Boston Teamster Sentenced for Role in Shakedown Racket

Teamsters logoFor Jimmy Deamicis, union organizing was a license to extort and defraud. Now he’s found out the wages of his misguided thinking. On March 23, Deamicis, a former member of now-defunct International Brotherhood of Teamsters Local 82, was sentenced in Boston federal court to a year and a day in confinement and another year of probation for his participation in a racket in which union members forced cash and other tribute from businesses, especially exhibitors at Boston-area trade shows. He had been convicted by a jury in November on three counts of extortion; later in the month he pleaded guilty to three counts of mail fraud and one count of theft of government funds. He also was ordered to pay $42,091 in restitution and a $700 assessment. The actions follow a Labor Department probe.
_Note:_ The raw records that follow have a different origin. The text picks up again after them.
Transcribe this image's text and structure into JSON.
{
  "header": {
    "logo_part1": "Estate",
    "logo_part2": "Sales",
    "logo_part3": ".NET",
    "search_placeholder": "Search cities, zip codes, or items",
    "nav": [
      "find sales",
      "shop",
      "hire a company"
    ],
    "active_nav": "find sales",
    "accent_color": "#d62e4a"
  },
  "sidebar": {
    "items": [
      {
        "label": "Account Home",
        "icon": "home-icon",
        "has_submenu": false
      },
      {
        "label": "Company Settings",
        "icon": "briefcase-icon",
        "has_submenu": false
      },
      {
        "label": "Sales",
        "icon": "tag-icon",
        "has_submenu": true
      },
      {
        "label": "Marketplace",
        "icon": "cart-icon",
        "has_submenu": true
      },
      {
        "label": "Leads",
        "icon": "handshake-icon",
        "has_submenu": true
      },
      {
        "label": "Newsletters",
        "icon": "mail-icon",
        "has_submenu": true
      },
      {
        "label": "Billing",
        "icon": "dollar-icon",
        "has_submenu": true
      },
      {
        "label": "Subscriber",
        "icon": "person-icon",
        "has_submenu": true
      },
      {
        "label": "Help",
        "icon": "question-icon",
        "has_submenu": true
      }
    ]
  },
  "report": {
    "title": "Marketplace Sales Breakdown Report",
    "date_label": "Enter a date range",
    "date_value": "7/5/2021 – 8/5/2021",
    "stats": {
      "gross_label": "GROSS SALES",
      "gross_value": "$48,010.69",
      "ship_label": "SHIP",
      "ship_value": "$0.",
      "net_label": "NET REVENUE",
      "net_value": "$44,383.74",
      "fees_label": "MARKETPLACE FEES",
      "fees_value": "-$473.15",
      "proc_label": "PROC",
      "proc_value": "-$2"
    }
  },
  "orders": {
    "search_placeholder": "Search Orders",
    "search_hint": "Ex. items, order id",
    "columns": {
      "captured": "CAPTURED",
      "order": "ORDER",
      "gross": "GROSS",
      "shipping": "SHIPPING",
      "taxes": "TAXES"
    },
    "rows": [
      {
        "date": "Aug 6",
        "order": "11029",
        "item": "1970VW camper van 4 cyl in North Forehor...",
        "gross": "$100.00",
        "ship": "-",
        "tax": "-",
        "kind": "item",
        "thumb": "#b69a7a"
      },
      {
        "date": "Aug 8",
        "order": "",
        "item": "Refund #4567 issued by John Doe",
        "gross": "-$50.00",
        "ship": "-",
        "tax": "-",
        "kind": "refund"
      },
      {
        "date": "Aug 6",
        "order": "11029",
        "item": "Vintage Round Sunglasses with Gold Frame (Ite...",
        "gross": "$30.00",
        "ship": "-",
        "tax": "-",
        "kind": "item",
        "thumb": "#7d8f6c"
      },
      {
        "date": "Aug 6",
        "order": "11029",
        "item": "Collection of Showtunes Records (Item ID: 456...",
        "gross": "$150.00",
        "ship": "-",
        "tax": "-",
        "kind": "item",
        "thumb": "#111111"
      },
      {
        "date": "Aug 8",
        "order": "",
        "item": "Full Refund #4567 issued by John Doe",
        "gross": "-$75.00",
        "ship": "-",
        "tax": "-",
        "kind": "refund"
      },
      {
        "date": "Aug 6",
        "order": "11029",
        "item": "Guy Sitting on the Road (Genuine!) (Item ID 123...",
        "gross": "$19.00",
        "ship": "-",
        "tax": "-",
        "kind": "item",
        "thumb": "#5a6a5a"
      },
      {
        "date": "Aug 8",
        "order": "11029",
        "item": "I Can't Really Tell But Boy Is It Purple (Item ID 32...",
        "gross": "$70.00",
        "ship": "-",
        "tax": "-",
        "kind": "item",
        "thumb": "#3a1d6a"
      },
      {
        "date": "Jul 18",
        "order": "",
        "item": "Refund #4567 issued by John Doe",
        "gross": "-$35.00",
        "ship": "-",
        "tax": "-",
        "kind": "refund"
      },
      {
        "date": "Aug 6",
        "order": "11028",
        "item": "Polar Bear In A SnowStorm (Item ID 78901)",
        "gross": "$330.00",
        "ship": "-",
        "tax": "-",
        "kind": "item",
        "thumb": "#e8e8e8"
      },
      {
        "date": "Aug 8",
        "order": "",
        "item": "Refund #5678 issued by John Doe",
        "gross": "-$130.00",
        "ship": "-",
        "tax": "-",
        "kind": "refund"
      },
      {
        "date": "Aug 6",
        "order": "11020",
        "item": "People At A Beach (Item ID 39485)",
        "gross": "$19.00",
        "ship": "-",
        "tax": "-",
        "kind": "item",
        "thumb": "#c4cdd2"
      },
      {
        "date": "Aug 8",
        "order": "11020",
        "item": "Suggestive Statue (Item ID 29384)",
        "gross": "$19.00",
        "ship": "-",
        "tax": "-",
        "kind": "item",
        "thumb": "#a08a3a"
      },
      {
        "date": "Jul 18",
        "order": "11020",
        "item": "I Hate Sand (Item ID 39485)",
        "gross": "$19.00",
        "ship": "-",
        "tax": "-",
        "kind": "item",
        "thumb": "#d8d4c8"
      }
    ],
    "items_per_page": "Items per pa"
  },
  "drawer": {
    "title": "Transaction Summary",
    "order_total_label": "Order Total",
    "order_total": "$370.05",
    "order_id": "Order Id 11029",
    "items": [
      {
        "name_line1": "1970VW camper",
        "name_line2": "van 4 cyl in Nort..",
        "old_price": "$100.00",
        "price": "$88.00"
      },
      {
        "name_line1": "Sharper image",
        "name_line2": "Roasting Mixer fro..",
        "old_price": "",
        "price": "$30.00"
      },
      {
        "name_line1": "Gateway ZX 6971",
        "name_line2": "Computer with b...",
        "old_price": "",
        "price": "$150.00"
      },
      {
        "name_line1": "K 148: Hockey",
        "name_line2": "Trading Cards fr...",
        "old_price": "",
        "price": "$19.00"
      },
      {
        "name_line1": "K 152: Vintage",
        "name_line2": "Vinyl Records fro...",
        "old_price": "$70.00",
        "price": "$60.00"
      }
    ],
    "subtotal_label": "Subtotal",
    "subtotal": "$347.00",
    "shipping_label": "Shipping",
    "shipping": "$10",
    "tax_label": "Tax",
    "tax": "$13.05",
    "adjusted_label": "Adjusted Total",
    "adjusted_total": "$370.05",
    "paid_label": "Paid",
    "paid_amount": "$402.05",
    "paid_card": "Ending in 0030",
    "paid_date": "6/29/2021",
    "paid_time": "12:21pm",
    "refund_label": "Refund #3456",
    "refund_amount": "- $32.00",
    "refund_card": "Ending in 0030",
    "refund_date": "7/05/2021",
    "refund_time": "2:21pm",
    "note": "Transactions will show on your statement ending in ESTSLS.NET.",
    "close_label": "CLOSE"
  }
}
James “Jimmy the Bull” Deamicis had been indicted in September 2012 along with three other members of Local 82 on a combined 30 counts of racketeering, extortion, mail fraud and other crimes. For years, the crew would accost representatives at trade show booths and demand cash payments or commitments to hire union family members or friends for no-show jobs, threatening to picket or otherwise disrupt business operations if their demands were not met. In addition to taking part in the extortion ring, Deamicis during 2008-11 received $41,391 in unemployment benefits to which he was not entitled. Local 82 since has been taken over by Teamsters Local 25, at the behest of international union headquarters. Not too many people are complaining.